To compound this issue, China is likely much closer to parity, or at least a significant milestone, than its official holdings would indicate. SGT Report states:
As we note, Bloomberg’s mockingbird journalist Nicholas Larkin recently wrote that if China could obtain 10,000 TONS of gold, it would justify a re-pricing of gold to $64,000 ounce. However, Larkin argues that China has well under 2,000 tons by referencing the nation’s last official report from 2009. Steve and I discuss how it’s far more likely that China already has 10,000 Tons of gold NOW! So… what happens to the gold price once China officially updates its six year old “official” number… huh Bloomberg?!
Essentially, that means a race is on to reclaim gold before it isn’t redeemable, and have something at the table as collateral for its place in the global reserve currency. Though these are enormous moves, the timeframe is one that will not capture the attention of the general public.
Germany, Switzerland, the Netherlands, and numerous other countries in Latin America and the Middle East are all demanding the return of their gold. Which countries will be left holding the bag? And which countries will be at the mercy of the accepted value of the offered reserve currency, perhaps in the form an SDR?:
The German’s are demanding that the U.S. return all of the 374 tons of gold held by the Bank of France, and 300 tons of the 1500 tons of bullion held by the New York Federal Reserve.
Some say that Germany is only demanding repatriation of its gold due to internal political pressures, and that no other countries will do so.
But Pimco co-CEO El Erian says:
In the first instance, it could translate into pressures on other countries to also repatriate part of their gold holdings. After all, if you can safely store your gold at home — a big if for some countries — no government would wish to be seen as one of the last to outsource all of this activity to foreign central banks.

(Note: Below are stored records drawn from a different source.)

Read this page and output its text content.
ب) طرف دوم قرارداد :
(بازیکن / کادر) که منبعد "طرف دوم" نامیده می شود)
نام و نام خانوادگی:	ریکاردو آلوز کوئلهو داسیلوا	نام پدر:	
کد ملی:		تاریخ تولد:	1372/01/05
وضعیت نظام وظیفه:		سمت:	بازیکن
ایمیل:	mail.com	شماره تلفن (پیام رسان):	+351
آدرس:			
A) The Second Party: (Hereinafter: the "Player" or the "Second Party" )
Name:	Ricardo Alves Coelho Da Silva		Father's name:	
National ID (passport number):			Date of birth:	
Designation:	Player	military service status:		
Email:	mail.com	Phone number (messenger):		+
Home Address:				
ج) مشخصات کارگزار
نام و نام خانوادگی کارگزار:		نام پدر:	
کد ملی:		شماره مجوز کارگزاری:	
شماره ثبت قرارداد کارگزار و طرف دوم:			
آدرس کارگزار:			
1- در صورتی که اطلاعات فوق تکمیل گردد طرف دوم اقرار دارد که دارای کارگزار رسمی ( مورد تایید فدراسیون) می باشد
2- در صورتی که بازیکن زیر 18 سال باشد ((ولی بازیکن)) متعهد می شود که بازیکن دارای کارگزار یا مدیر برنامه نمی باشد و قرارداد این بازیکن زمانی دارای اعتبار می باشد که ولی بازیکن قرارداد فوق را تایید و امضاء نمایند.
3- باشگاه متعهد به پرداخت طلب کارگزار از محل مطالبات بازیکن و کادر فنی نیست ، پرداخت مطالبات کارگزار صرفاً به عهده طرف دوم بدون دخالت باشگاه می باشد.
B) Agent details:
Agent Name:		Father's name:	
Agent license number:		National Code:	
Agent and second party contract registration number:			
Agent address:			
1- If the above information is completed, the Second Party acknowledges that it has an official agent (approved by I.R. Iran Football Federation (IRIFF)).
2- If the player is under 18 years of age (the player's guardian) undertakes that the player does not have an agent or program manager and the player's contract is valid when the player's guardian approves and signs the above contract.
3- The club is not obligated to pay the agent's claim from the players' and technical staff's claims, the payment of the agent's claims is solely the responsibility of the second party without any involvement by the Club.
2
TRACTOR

German repatriation has taken much longer than anticipated… the Fed calmly says they are accommodating their request at a reasonable pace.
There are even rumors that it is buying gold off the street to meet demands for withdrawal, or that it might have to in the near future.
Some central banks lend out their gold to speculators and gold miners (who borrow the gold to finance mines—basically, a risk-free hedged loan since the borrowed gold can be repaid with newly mined gold, regardless of what happens to the price of gold on the market), which can be a somewhat profitable activity—especially when the alternative is just letting it sit around doing nothing but fluctuating in value with the market price. But, as far as we know, this isn’t something the Bundesbank or the Fed does. (source)
As SHTF reported:
Despite a 2012 decision in Germany to repatriate more than 600 tons of gold being held by the New York Federal Reserve, only 5 tons had actually been transferred across the Atlantic at the start of 2014, with the Bundesbank reassuring the German people that all is well, despite delays in the process.
Was their gold actually there, or have the delays been due to the need to buy back physical gold to meet demands on their ‘call’?
Now Texas wants its gold back, and stands ready to stop accepting bullion deposits of its own for safe keeping.
Before there can be panic, big players are running for the exits.
If all the nations across the world, (and other entities as well) demand return of their gold all at once or in short succession, someone is going to notice that the game is up.
And then what?
Is that how the dollar dies, in a stick up?